O pensamento e a vida
Por um mero acaso, num monte de jornais perdidos, encontrei uma entrevista com Eduardo Lourenço.É na Pública de 13 de Maio. É uma conversa fabulosa, enorme.Aqui lemos os actos escamados pelo tempo, o pensamento torcido com a vida, a dor da memória. Deixo apenas alguns exemplos. A infância - "Uma imagem que me marcou muito, de um certo terror, foi uma imagem de vermelho- penso que seria um camião que distribuia carnes." Maio de 68- "A cultura de referência marxista era hegemónica nas universidades francesas.Isso terminou em Maio de 68 que, na aparência, foi contra o gaullismo,mas, na verdade, era um outro marxismo, uma outra esquerda,que vinha combater o PCF." Alargamento da União- " Discute-se se a Turquia deve entrar na nossa União e ignora-se a Rússia, que faz parte da Europa desde que nasceu ou desde que se converteu à fé ortodoxa.É espantoso haver esta cegueira."A televisão - " Estamos todos na mesma casa de banho.Continuamos numa ilha, agora com vistas para o mundo inteiro, mas que são só vistas." Fernando Pessoa -" Servi-me do Fernando Pessoa para ir para um outro sítio, onde não possa ser localizado." Estado Novo - "Não me valham contar histórias. Em 45 uma parte do povo português, se não tinha pelo regime um entusiasmo delirante,aceitava-o.Só uma minoria contestava-o." O cristianismo - "... considero que os valores do cristianismo não desapareceram, se é que alguma vez entraram como deviam.Penso que esses valores são ainda o futuro do passado, e não a sua morte." Portugal - " Os portugueses foram para todo o lado, mas nunca saíram, levaram a casinha com eles." Esta entrevista é um rasgo de luz.É sobre nós, a nossa vida.
2 comentários:
Gito
Gosto mais de ler as tuas memórias (que ainda não escreveste) que os apertos de alma do ensimesmado Eduardo Lourenço. A propósito, onde é que estava este Eduardo no 25 de Abril?! Afinal o que é que o homem propôe? E porque é que em 45 estávamos com o Sporting, perdão, com o estado novo, e em 'Abril' virámos todos à esquerda!

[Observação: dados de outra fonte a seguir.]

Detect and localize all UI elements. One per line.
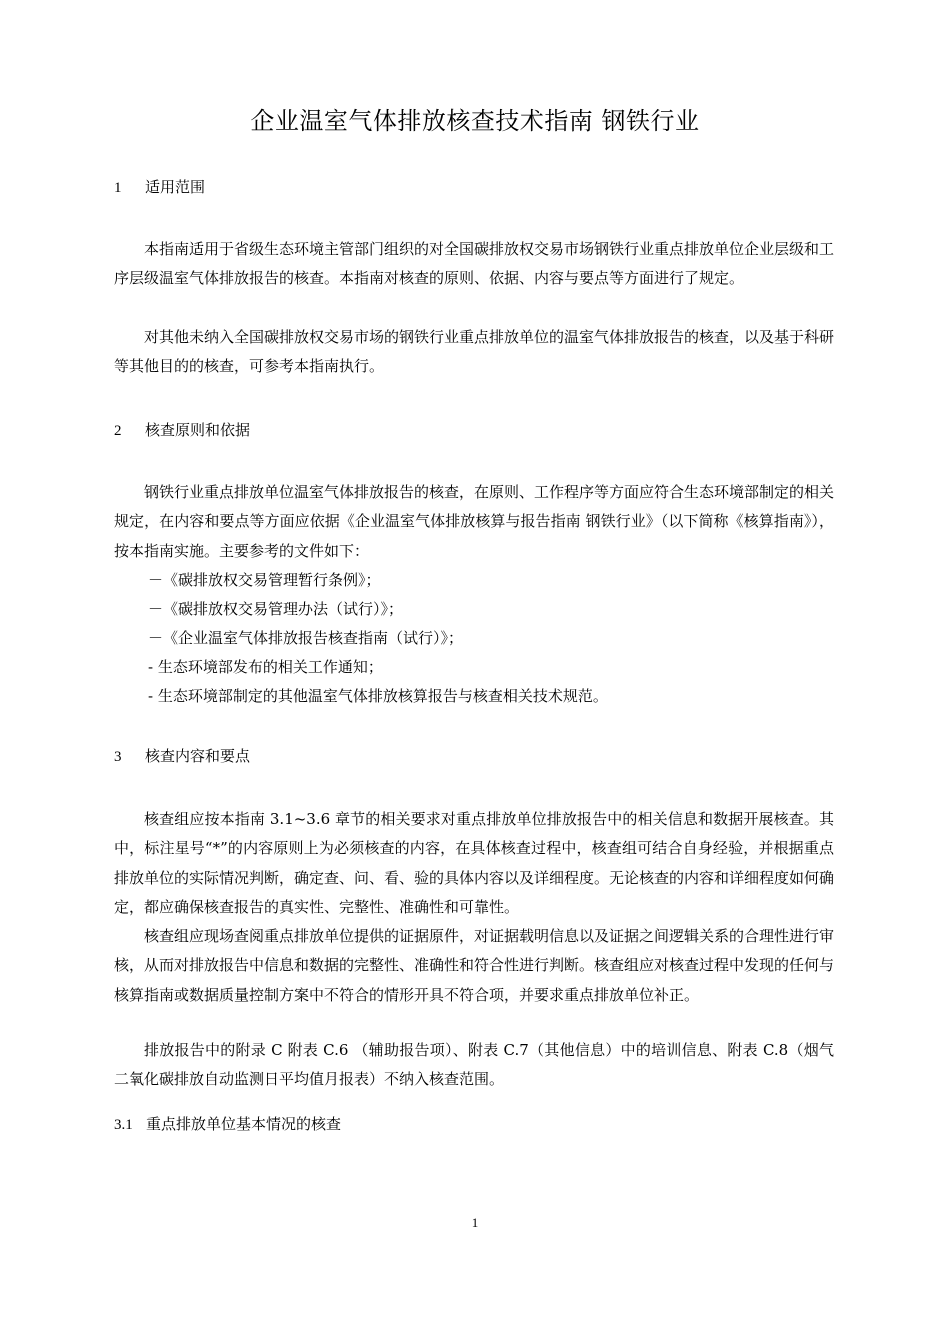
section-title: 核查内容和要点 — [145, 747, 251, 765]
section-title: 重点排放单位基本情况的核查 — [146, 1115, 342, 1133]
section-1-heading — [114, 176, 205, 199]
reference-item: －《碳排放权交易管理办法（试行）》； — [148, 600, 404, 618]
section-number: 3.1 — [114, 1117, 133, 1133]
section-title: 核查原则和依据 — [145, 421, 251, 439]
section-3-paragraph-1: 核查组应按本指南 3.1~3.6 章节的相关要求对重点排放单位排放报告中的相关信息和数据开展核查。其中，标注星号“*”的内容原则上为必须核查的内容，在具体核查过程中，核查组可结合自身经验，并根据重点排放单位的实际情况判断，确定查、问、看、验的具体内容以及详细程度。无论核查的内容和详细程度如何确定，都应确保核查报告的真实性、完整性、准确性和可靠性。 — [114, 810, 835, 917]
reference-item: －《企业温室气体排放报告核查指南（试行）》； — [148, 629, 464, 647]
reference-item: －《碳排放权交易管理暂行条例》； — [148, 571, 381, 589]
section-number: 3 — [114, 749, 122, 765]
section-3-paragraph-2: 核查组应现场查阅重点排放单位提供的证据原件，对证据载明信息以及证据之间逻辑关系的合理性进行审核，从而对排放报告中信息和数据的完整性、准确性和符合性进行判断。核查组应对核查过程中发现的任何与核算指南或数据质量控制方案中不符合的情形开具不符合项，并要求重点排放单位补正。 — [114, 927, 835, 1004]
section-1-paragraph-1: 本指南适用于省级生态环境主管部门组织的对全国碳排放权交易市场钢铁行业重点排放单位企业层级和工序层级温室气体排放报告的核查。本指南对核查的原则、依据、内容与要点等方面进行了规定。 — [114, 240, 835, 288]
reference-item: - 生态环境部发布的相关工作通知； — [148, 658, 383, 676]
reference-item: - 生态环境部制定的其他温室气体排放核算报告与核查相关技术规范。 — [148, 687, 608, 705]
page-number: 1 — [471, 1215, 479, 1230]
section-2-paragraph-1: 钢铁行业重点排放单位温室气体排放报告的核查，在原则、工作程序等方面应符合生态环境部制定的相关规定，在内容和要点等方面应依据《企业温室气体排放核算与报告指南 钢铁行业》（以下简称《核算指南》），按本指南实施。主要参考的文件如下： — [114, 483, 835, 560]
section-3-1-heading — [114, 1113, 341, 1136]
section-2-heading — [114, 419, 250, 442]
section-title: 适用范围 — [145, 178, 206, 196]
section-3-paragraph-3: 排放报告中的附录 C 附表 C.6 （辅助报告项）、附表 C.7（其他信息）中的培训信息、附表 C.8（烟气二氧化碳排放自动监测日平均值月报表）不纳入核查范围。 — [114, 1041, 834, 1089]
document-title: 企业温室气体排放核查技术指南 钢铁行业 — [250, 107, 700, 135]
section-number: 1 — [114, 180, 122, 196]
section-1-paragraph-2: 对其他未纳入全国碳排放权交易市场的钢铁行业重点排放单位的温室气体排放报告的核查，以及基于科研等其他目的的核查，可参考本指南执行。 — [114, 328, 835, 376]
section-number: 2 — [114, 423, 122, 439]
section-3-heading — [114, 745, 250, 768]
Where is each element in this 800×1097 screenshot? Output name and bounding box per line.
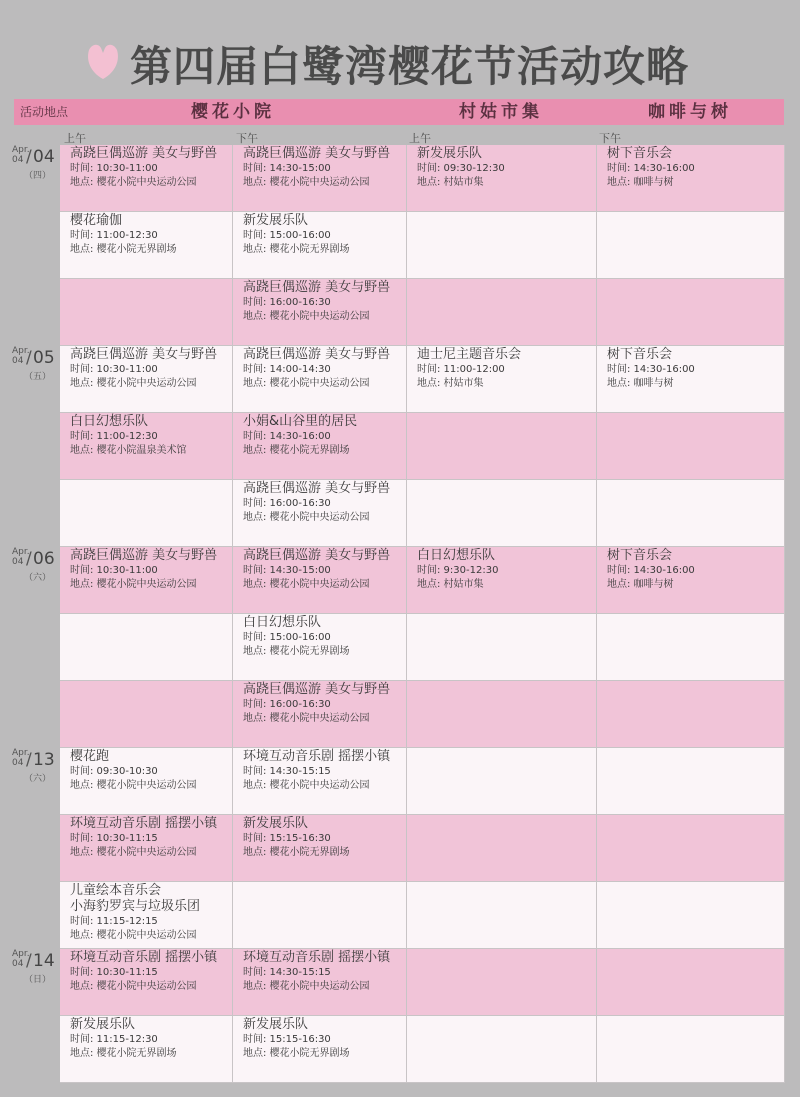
- event-place: 地点: 樱花小院无界剧场: [243, 244, 350, 255]
- event-name: 新发展乐队: [70, 1017, 136, 1032]
- date-weekday: （六）: [24, 573, 52, 583]
- date-slash: /: [26, 750, 32, 770]
- event-name: 树下音乐会: [607, 347, 673, 362]
- date-slash: /: [26, 348, 32, 368]
- column-sakura-yard: 樱花小院: [191, 102, 275, 122]
- title-area: [0, 0, 800, 98]
- empty-cell: [597, 1016, 785, 1083]
- event-place: 地点: 樱花小院中央运动公园: [70, 579, 197, 590]
- event-place: 地点: 咖啡与树: [607, 378, 674, 389]
- event-cell: [233, 949, 407, 1016]
- empty-cell: [407, 614, 597, 681]
- event-name: 新发展乐队: [243, 213, 309, 228]
- event-cell: [407, 346, 597, 413]
- empty-cell: [407, 413, 597, 480]
- event-name: 环境互动音乐剧 摇摆小镇: [243, 950, 391, 965]
- event-time: 时间: 9:30-12:30: [417, 565, 499, 576]
- subheader-morning: 上午: [409, 132, 431, 145]
- event-place: 地点: 樱花小院温泉美术馆: [70, 445, 187, 456]
- event-name: 新发展乐队: [417, 146, 483, 161]
- event-cell: [60, 145, 233, 212]
- empty-cell: [60, 279, 233, 346]
- empty-cell: [597, 413, 785, 480]
- empty-cell: [60, 614, 233, 681]
- event-place: 地点: 樱花小院无界剧场: [243, 445, 350, 456]
- event-cell: [233, 681, 407, 748]
- event-place: 地点: 樱花小院中央运动公园: [243, 512, 370, 523]
- event-place: 地点: 樱花小院中央运动公园: [70, 981, 197, 992]
- event-time: 时间: 16:00-16:30: [243, 699, 331, 710]
- column-coffee-tree: 咖啡与树: [648, 102, 732, 122]
- event-cell: [60, 882, 233, 949]
- date-label: [12, 949, 60, 989]
- event-time: 时间: 11:00-12:30: [70, 431, 158, 442]
- event-place: 地点: 樱花小院无界剧场: [70, 1048, 177, 1059]
- event-cell: [60, 748, 233, 815]
- event-place: 地点: 村姑市集: [417, 579, 484, 590]
- event-name: 白日幻想乐队: [70, 414, 149, 429]
- date-day: 13: [33, 750, 55, 770]
- date-month-abbr: Apr. 04: [12, 949, 30, 969]
- event-time: 时间: 14:30-15:00: [243, 565, 331, 576]
- event-name: 新发展乐队: [243, 1017, 309, 1032]
- date-label: [12, 547, 60, 587]
- event-cell: [233, 1016, 407, 1083]
- event-place: 地点: 樱花小院中央运动公园: [70, 847, 197, 858]
- event-cell: [233, 547, 407, 614]
- location-label: 活动地点: [20, 105, 69, 119]
- event-name: 树下音乐会: [607, 548, 673, 563]
- event-cell: [233, 748, 407, 815]
- event-time: 时间: 11:15-12:15: [70, 916, 158, 927]
- date-month-abbr: Apr. 04: [12, 145, 30, 165]
- event-cell: [233, 413, 407, 480]
- event-time: 时间: 14:30-15:15: [243, 766, 331, 777]
- event-time: 时间: 09:30-10:30: [70, 766, 158, 777]
- event-place: 地点: 咖啡与树: [607, 177, 674, 188]
- event-place: 地点: 樱花小院中央运动公园: [243, 177, 370, 188]
- event-time: 时间: 10:30-11:00: [70, 163, 158, 174]
- empty-cell: [597, 681, 785, 748]
- event-cell: [597, 346, 785, 413]
- event-name: 高跷巨偶巡游 美女与野兽: [243, 682, 391, 697]
- schedule-row: [60, 949, 785, 1016]
- date-slash: /: [26, 549, 32, 569]
- empty-cell: [407, 480, 597, 547]
- event-cell: [597, 547, 785, 614]
- event-name: 高跷巨偶巡游 美女与野兽: [243, 347, 391, 362]
- date-day: 06: [33, 549, 55, 569]
- event-time: 时间: 11:00-12:00: [417, 364, 505, 375]
- schedule-row: [60, 145, 785, 212]
- empty-cell: [597, 212, 785, 279]
- event-cell: [233, 346, 407, 413]
- event-time: 时间: 16:00-16:30: [243, 498, 331, 509]
- event-name: 白日幻想乐队: [243, 615, 322, 630]
- empty-cell: [233, 882, 407, 949]
- event-name: 环境互动音乐剧 摇摆小镇: [243, 749, 391, 764]
- date-label: [12, 748, 60, 788]
- schedule-row: [60, 212, 785, 279]
- event-name: 小娟&山谷里的居民: [243, 414, 358, 429]
- event-name: 新发展乐队: [243, 816, 309, 831]
- empty-cell: [407, 815, 597, 882]
- column-header: [14, 99, 784, 125]
- event-cell: [407, 145, 597, 212]
- event-place: 地点: 樱花小院中央运动公园: [70, 177, 197, 188]
- event-place: 地点: 樱花小院无界剧场: [243, 1048, 350, 1059]
- schedule-row: [60, 748, 785, 815]
- date-weekday: （日）: [24, 975, 52, 985]
- date-month-abbr: Apr. 04: [12, 748, 30, 768]
- event-name: 迪士尼主题音乐会: [417, 347, 522, 362]
- event-place: 地点: 咖啡与树: [607, 579, 674, 590]
- schedule-row: [60, 480, 785, 547]
- schedule-row: [60, 346, 785, 413]
- event-time: 时间: 14:30-16:00: [607, 364, 695, 375]
- empty-cell: [597, 815, 785, 882]
- empty-cell: [407, 882, 597, 949]
- event-time: 时间: 10:30-11:15: [70, 833, 158, 844]
- event-time: 时间: 11:00-12:30: [70, 230, 158, 241]
- date-day: 14: [33, 951, 55, 971]
- event-cell: [597, 145, 785, 212]
- event-time: 时间: 14:30-16:00: [607, 565, 695, 576]
- empty-cell: [597, 949, 785, 1016]
- column-village-market: 村姑市集: [459, 102, 543, 122]
- date-month-abbr: Apr. 04: [12, 547, 30, 567]
- date-weekday: （五）: [24, 372, 52, 382]
- date-weekday: （六）: [24, 774, 52, 784]
- event-name: 环境互动音乐剧 摇摆小镇: [70, 950, 218, 965]
- empty-cell: [597, 480, 785, 547]
- event-name: 环境互动音乐剧 摇摆小镇: [70, 816, 218, 831]
- event-cell: [233, 212, 407, 279]
- page-title: 第四届白鹭湾樱花节活动攻略: [130, 42, 690, 91]
- subheader-afternoon: 下午: [236, 132, 258, 145]
- event-place: 地点: 樱花小院中央运动公园: [243, 780, 370, 791]
- event-cell: [60, 1016, 233, 1083]
- schedule-row: [60, 1016, 785, 1083]
- event-cell: [60, 413, 233, 480]
- event-time: 时间: 11:15-12:30: [70, 1034, 158, 1045]
- schedule-row: [60, 413, 785, 480]
- event-place: 地点: 樱花小院无界剧场: [243, 847, 350, 858]
- date-day: 04: [33, 147, 55, 167]
- event-time: 时间: 14:30-16:00: [607, 163, 695, 174]
- event-time: 时间: 14:30-15:15: [243, 967, 331, 978]
- event-place: 地点: 村姑市集: [417, 378, 484, 389]
- event-place: 地点: 樱花小院中央运动公园: [243, 981, 370, 992]
- event-place: 地点: 村姑市集: [417, 177, 484, 188]
- event-place: 地点: 樱花小院中央运动公园: [70, 378, 197, 389]
- event-name: 高跷巨偶巡游 美女与野兽: [243, 146, 391, 161]
- event-place: 地点: 樱花小院中央运动公园: [243, 378, 370, 389]
- empty-cell: [407, 949, 597, 1016]
- event-time: 时间: 14:30-16:00: [243, 431, 331, 442]
- event-cell: [233, 145, 407, 212]
- event-cell: [407, 547, 597, 614]
- schedule-row: [60, 681, 785, 748]
- date-day: 05: [33, 348, 55, 368]
- event-cell: [60, 815, 233, 882]
- schedule-row: [60, 815, 785, 882]
- subheader-afternoon: 下午: [599, 132, 621, 145]
- event-time: 时间: 09:30-12:30: [417, 163, 505, 174]
- empty-cell: [407, 279, 597, 346]
- event-cell: [60, 212, 233, 279]
- empty-cell: [597, 882, 785, 949]
- event-name: 高跷巨偶巡游 美女与野兽: [70, 146, 218, 161]
- empty-cell: [407, 681, 597, 748]
- event-place: 地点: 樱花小院中央运动公园: [70, 780, 197, 791]
- event-cell: [60, 949, 233, 1016]
- event-time: 时间: 15:00-16:00: [243, 230, 331, 241]
- date-slash: /: [26, 147, 32, 167]
- event-time: 时间: 14:00-14:30: [243, 364, 331, 375]
- empty-cell: [407, 748, 597, 815]
- schedule-row: [60, 882, 785, 949]
- empty-cell: [597, 279, 785, 346]
- empty-cell: [597, 614, 785, 681]
- subheader-morning: 上午: [64, 132, 86, 145]
- date-weekday: （四）: [24, 171, 52, 181]
- event-place: 地点: 樱花小院中央运动公园: [243, 713, 370, 724]
- event-time: 时间: 14:30-15:00: [243, 163, 331, 174]
- event-name: 高跷巨偶巡游 美女与野兽: [70, 548, 218, 563]
- event-time: 时间: 15:00-16:00: [243, 632, 331, 643]
- event-time: 时间: 15:15-16:30: [243, 1034, 331, 1045]
- empty-cell: [60, 681, 233, 748]
- event-time: 时间: 10:30-11:15: [70, 967, 158, 978]
- event-time: 时间: 16:00-16:30: [243, 297, 331, 308]
- event-name: 樱花跑: [70, 749, 110, 764]
- empty-cell: [60, 480, 233, 547]
- event-name: 高跷巨偶巡游 美女与野兽: [243, 548, 391, 563]
- empty-cell: [407, 1016, 597, 1083]
- event-place: 地点: 樱花小院中央运动公园: [70, 930, 197, 941]
- event-place: 地点: 樱花小院中央运动公园: [243, 579, 370, 590]
- event-cell: [233, 480, 407, 547]
- event-name: 高跷巨偶巡游 美女与野兽: [70, 347, 218, 362]
- event-cell: [60, 547, 233, 614]
- event-name: 高跷巨偶巡游 美女与野兽: [243, 481, 391, 496]
- event-cell: [233, 614, 407, 681]
- event-name: 树下音乐会: [607, 146, 673, 161]
- event-name: 儿童绘本音乐会 小海豹罗宾与垃圾乐团: [70, 883, 201, 914]
- schedule-row: [60, 614, 785, 681]
- event-time: 时间: 10:30-11:00: [70, 364, 158, 375]
- event-time: 时间: 15:15-16:30: [243, 833, 331, 844]
- event-name: 高跷巨偶巡游 美女与野兽: [243, 280, 391, 295]
- event-place: 地点: 樱花小院无界剧场: [243, 646, 350, 657]
- event-name: 白日幻想乐队: [417, 548, 496, 563]
- event-place: 地点: 樱花小院无界剧场: [70, 244, 177, 255]
- event-cell: [233, 279, 407, 346]
- schedule-row: [60, 547, 785, 614]
- date-label: [12, 346, 60, 386]
- event-place: 地点: 樱花小院中央运动公园: [243, 311, 370, 322]
- date-slash: /: [26, 951, 32, 971]
- date-label: [12, 145, 60, 185]
- event-cell: [233, 815, 407, 882]
- event-name: 樱花瑜伽: [70, 213, 123, 228]
- schedule-row: [60, 279, 785, 346]
- event-time: 时间: 10:30-11:00: [70, 565, 158, 576]
- event-cell: [60, 346, 233, 413]
- cherry-petal-icon: [86, 42, 120, 80]
- date-month-abbr: Apr. 04: [12, 346, 30, 366]
- empty-cell: [597, 748, 785, 815]
- empty-cell: [407, 212, 597, 279]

A Rússia faz parte da Europa e da Ásia, tal como a Turquia, só que o pós-guerra ainda não acabou, basta ver quem dá as ordens, e por isso esta aparente globalização esconde a política de blocos que ainda não passou. "Por isso o Nilo há-de correr no Egipto..."! Lembras-te do lamento de Albuquerque no poema do Torga?! Quando sabíamos quais eram os nossos interesses em termos comunitários! Não foi o Putin que ameaçou apontar de novo os mísseis para a Europa se o nosso amigo Bush não refrear os seus apetites sobre as repúblicas do Cáucaso! Ou se continuar a desrespeitar a geopolitica russa! Mas reconheço que os temas da entrevista são de uma actualidade extrema. Este comentário já vai longo, acirraste aveia, e sempre te digo que a 'casinha' que levamos às costas, essa sim, define um povo colonizador- que não muda e prefere mudar os sítios para onde vai, à sua maneira.
Um abraço.
Post.scriptum: Entrei mal com o Eduardo Lourenço. Gosta de Pessoa como eu gosto, mas é muito afrancesado para o meu gosto. Por outro lado, fisionómicamente, é parecido com o Salazar! Isso, não gosto nem desgosto.
Mas onde é que está a Jane Eyre, que não vem pôr o Gito na ordem?